BM kararlarına evet derler ama uymazlar.
Şimdi de BM onlara çalışma gurubu gurup güvenliği, iç, dış ve hukuka saygı başlıklarıyla ele alıp görüşmelere hazır olun ve istediğinizi BM’ye bildirin “O zaman BM emrinizde olacak ve size yardıma izin verirseniz yardım edecek” dedi. Onlarsa karşılıklı suçlamalara devam edip karşı tarafın görüşmelere gelmemesini sağlamaya çalışıyor. Barış için tek toplumlu veya iki toplumlu olarak sesini yükseltenleri de caydırmaya çalışıyorlar. Muhtarlara ve köylere kadar provokasyon için var gücü ile çalışan bile var.
BM, güvenlik başlığı birleşik Kıbrıs devletinin görevi olacak ve yerine getirebilecek yapıya kavuşturulacak yoksa garantörlere ihtiyaç çıktığında iş işten geçmiş olur diye sonuca vardı. Haksız mı? Bunu en iyi bilen insanlarımız değil mi?
Yazıklar olsun.

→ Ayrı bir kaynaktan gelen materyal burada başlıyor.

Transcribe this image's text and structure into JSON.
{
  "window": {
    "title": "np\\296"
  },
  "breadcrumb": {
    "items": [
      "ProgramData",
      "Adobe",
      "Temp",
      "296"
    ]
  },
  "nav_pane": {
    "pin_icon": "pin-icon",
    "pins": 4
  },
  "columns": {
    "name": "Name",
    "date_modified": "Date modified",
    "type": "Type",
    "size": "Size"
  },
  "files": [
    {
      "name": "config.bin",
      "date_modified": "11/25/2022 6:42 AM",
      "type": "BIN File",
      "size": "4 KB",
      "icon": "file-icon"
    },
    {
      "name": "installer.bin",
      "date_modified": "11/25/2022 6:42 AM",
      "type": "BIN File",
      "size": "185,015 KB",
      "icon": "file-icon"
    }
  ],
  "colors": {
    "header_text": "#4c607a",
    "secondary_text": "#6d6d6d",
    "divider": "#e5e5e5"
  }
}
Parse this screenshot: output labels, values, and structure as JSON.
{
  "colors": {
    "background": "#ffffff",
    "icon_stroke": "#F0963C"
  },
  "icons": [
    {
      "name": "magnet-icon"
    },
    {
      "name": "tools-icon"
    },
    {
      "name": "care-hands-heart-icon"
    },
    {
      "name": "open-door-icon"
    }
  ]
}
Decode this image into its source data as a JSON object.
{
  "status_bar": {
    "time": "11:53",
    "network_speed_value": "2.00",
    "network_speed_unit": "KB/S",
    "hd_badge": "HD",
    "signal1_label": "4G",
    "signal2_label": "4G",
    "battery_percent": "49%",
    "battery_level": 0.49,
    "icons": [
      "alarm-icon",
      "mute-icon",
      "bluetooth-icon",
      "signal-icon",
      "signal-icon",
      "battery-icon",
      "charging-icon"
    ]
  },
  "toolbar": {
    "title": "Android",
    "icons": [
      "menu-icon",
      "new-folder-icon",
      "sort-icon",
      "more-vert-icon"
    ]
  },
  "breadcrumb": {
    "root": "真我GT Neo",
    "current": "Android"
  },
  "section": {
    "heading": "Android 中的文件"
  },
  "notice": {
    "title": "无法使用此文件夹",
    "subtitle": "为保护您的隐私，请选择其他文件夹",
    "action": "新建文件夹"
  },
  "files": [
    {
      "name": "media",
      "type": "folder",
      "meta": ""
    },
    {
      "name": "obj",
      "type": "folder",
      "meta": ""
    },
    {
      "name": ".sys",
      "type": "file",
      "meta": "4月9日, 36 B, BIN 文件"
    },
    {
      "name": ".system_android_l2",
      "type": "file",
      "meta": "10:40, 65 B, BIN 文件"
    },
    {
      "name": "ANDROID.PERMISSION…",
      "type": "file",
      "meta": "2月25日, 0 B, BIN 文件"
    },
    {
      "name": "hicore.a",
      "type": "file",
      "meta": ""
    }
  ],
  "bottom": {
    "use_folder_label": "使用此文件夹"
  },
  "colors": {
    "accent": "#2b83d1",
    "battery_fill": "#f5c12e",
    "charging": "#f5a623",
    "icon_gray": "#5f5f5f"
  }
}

Dünya barışının en tehlike altında olduğu günümüzde bir de Kıbrıs sorunu etrafında tehlikeler yaratıyorlar. Doğal gaz konusunda da bildiklerini okuyarak Fransız ve İtalyan donanmalarının da etrafımızda gezinmesine neden oluyorlar.
Halkımız dünya barışının desteğe muhtaç olduğunu anımsayıp ek sorunlara neden olmaması gerektiğini olsun bilmeli ve ses çıkarmalıdır.